What do all of these steps tell us concerning the steps of foreclosure ? That until the very last moment, there is the time and the possibility to negotiate a solution with your bank. The most important aspect of running into difficulties with your lender is keeping the communication lines open to work out a problem you both want to resolve. One of the best choice is edmonton mortgages.

Thursday, February 4, 2010

The Outlook for SubPrime Borrowers Today.alberta mortgage rate

The mortgage market is broken into two segments: prime borrowers and sub prime borrowers. A prime borrower is one with a good credit score, not too much debt and a history of paying bills when due; this borrower will receive the best rates on the market. alberta mortgage rate

If the opposite is true, that is, the borrower has a poor credit score, too much debt, and a history of late payments, he will be considered sub prime. As a rule of thumb, a bank will consider someone with a credit score of less than 660 and more than two payments that have been more than 30 days overdue in the prior year, and debt to income ratios of over 50%.

Some borrowers, even if they possess good credit ratings and low debt (although this is unlikely) will be considered a subprime borrower if they were in bankruptcy in the previous 5 years.

The risk a lender takes on a loan is built into the pricing of the loan, so sub prime borrowers have to pay a higher interest rate.

Since there have been such a large amount of foreclosures of sub prime mortgages over the last year, banks are becoming stricter regarding lending to sub prime borrowers.

A borrower who is afraid he may have a problem as a sub prime borrower should immediately take steps to improve his credit rating. Bringing down the level of debt and being diligent about paying bills will show a lender that recent credit history has improved.

The borrower should be sure to keep all records so that he can show the bank the recent history.

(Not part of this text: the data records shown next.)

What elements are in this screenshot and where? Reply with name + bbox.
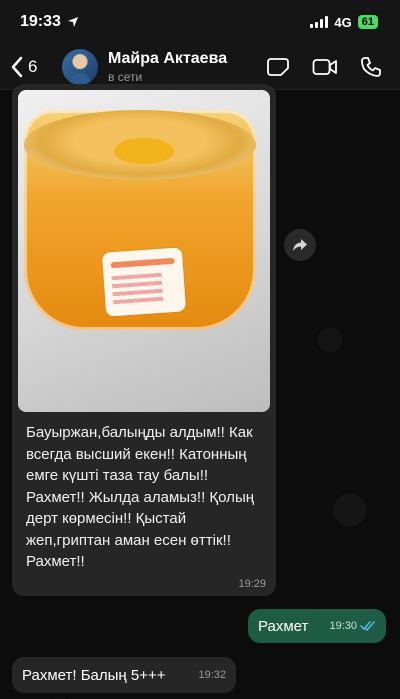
message-time: 19:32 [198, 669, 226, 681]
message-time: 19:29 [238, 578, 266, 590]
chevron-left-icon [11, 56, 23, 77]
message-time: 19:30 [329, 620, 357, 632]
message-text: Рахмет! Балың 5+++ [22, 666, 166, 684]
avatar[interactable] [62, 48, 98, 85]
location-arrow-icon [67, 17, 78, 27]
double-check-read-icon [360, 621, 375, 631]
contact-info[interactable]: Майра Актаева в сети [108, 50, 266, 84]
forward-icon [293, 239, 307, 251]
message-text: Бауыржан,балыңды алдым!! Как всегда высш… [26, 424, 255, 570]
signal-icon [310, 16, 329, 28]
header-actions [266, 56, 382, 78]
network-label: 4G [334, 14, 352, 30]
back-button[interactable]: 6 [10, 56, 62, 78]
status-time-group: 19:33 [20, 13, 79, 31]
phone-call-icon[interactable] [360, 56, 382, 78]
incoming-photo-message[interactable]: Бауыржан,балыңды алдым!! Как всегда высш… [12, 84, 276, 596]
unread-count: 6 [28, 56, 38, 76]
jar-shape [24, 110, 256, 330]
status-bar: 19:33 4G 61 [0, 0, 400, 44]
status-indicators: 4G 61 [310, 15, 378, 30]
message-text: Рахмет [258, 617, 309, 635]
incoming-message[interactable]: Рахмет! Балың 5+++ 19:32 [12, 657, 236, 693]
forward-button[interactable] [284, 229, 316, 261]
outgoing-message[interactable]: Рахмет 19:30 [248, 609, 386, 643]
honey-jar-photo[interactable] [18, 90, 270, 412]
battery-icon: 61 [357, 15, 378, 29]
status-time: 19:33 [20, 13, 61, 30]
message-meta: 19:30 [329, 620, 376, 632]
video-call-icon[interactable] [312, 57, 338, 77]
sticker-icon[interactable] [266, 57, 290, 77]
jar-label-image [101, 247, 187, 317]
contact-name: Майра Актаева [108, 49, 228, 67]
contact-status: в сети [108, 69, 143, 84]
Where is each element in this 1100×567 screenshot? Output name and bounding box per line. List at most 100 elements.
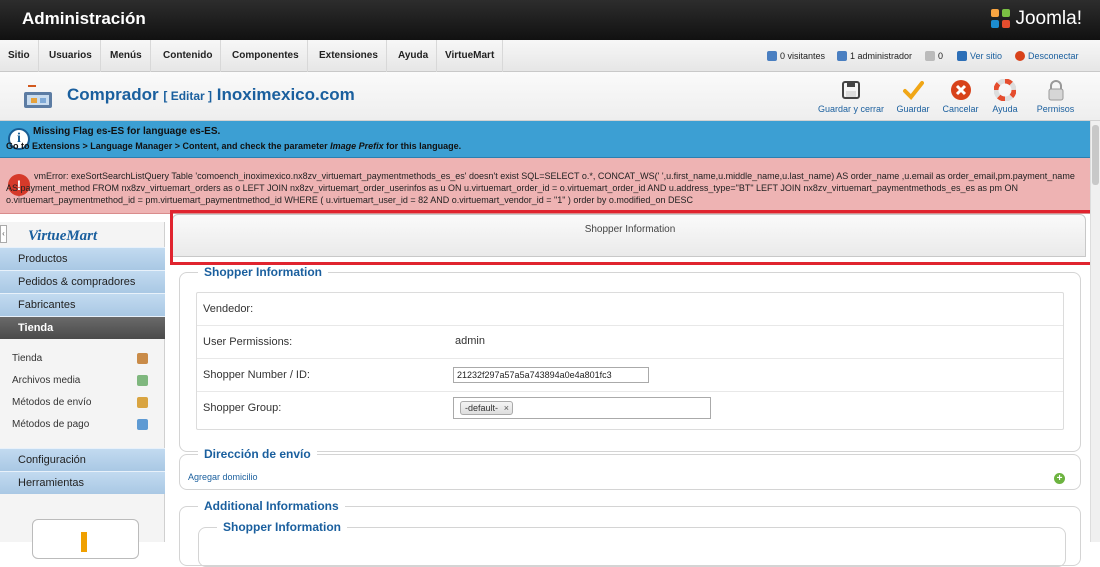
sidebar-subitem-pago-label: Métodos de pago: [12, 419, 90, 430]
toolbar: Comprador [ Editar ] Inoximexico.com Gua…: [0, 72, 1100, 121]
additional-shopper-panel: Shopper Information: [198, 520, 1066, 567]
permissions-button[interactable]: Permisos: [1033, 79, 1078, 114]
lifebuoy-icon: [993, 78, 1017, 102]
save-close-label: Guardar y cerrar: [817, 104, 885, 114]
sidebar-subitem-tienda[interactable]: Tienda: [12, 348, 152, 370]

One case, however, in which a borrower will not be able to obtain financing is the case where the outstanding mortgage balance is greater than the market value of the home. youtube video

The first thing anyone in this situation should to is make an appointment with an experienced mortgage consultant. They understand the loan market, and what banks are looking for, and how you can change your situation to make you more likely to qualify.

The other side is that an experienced, reputable consultant will not string a client along-he will tell him if the situation is unworkable.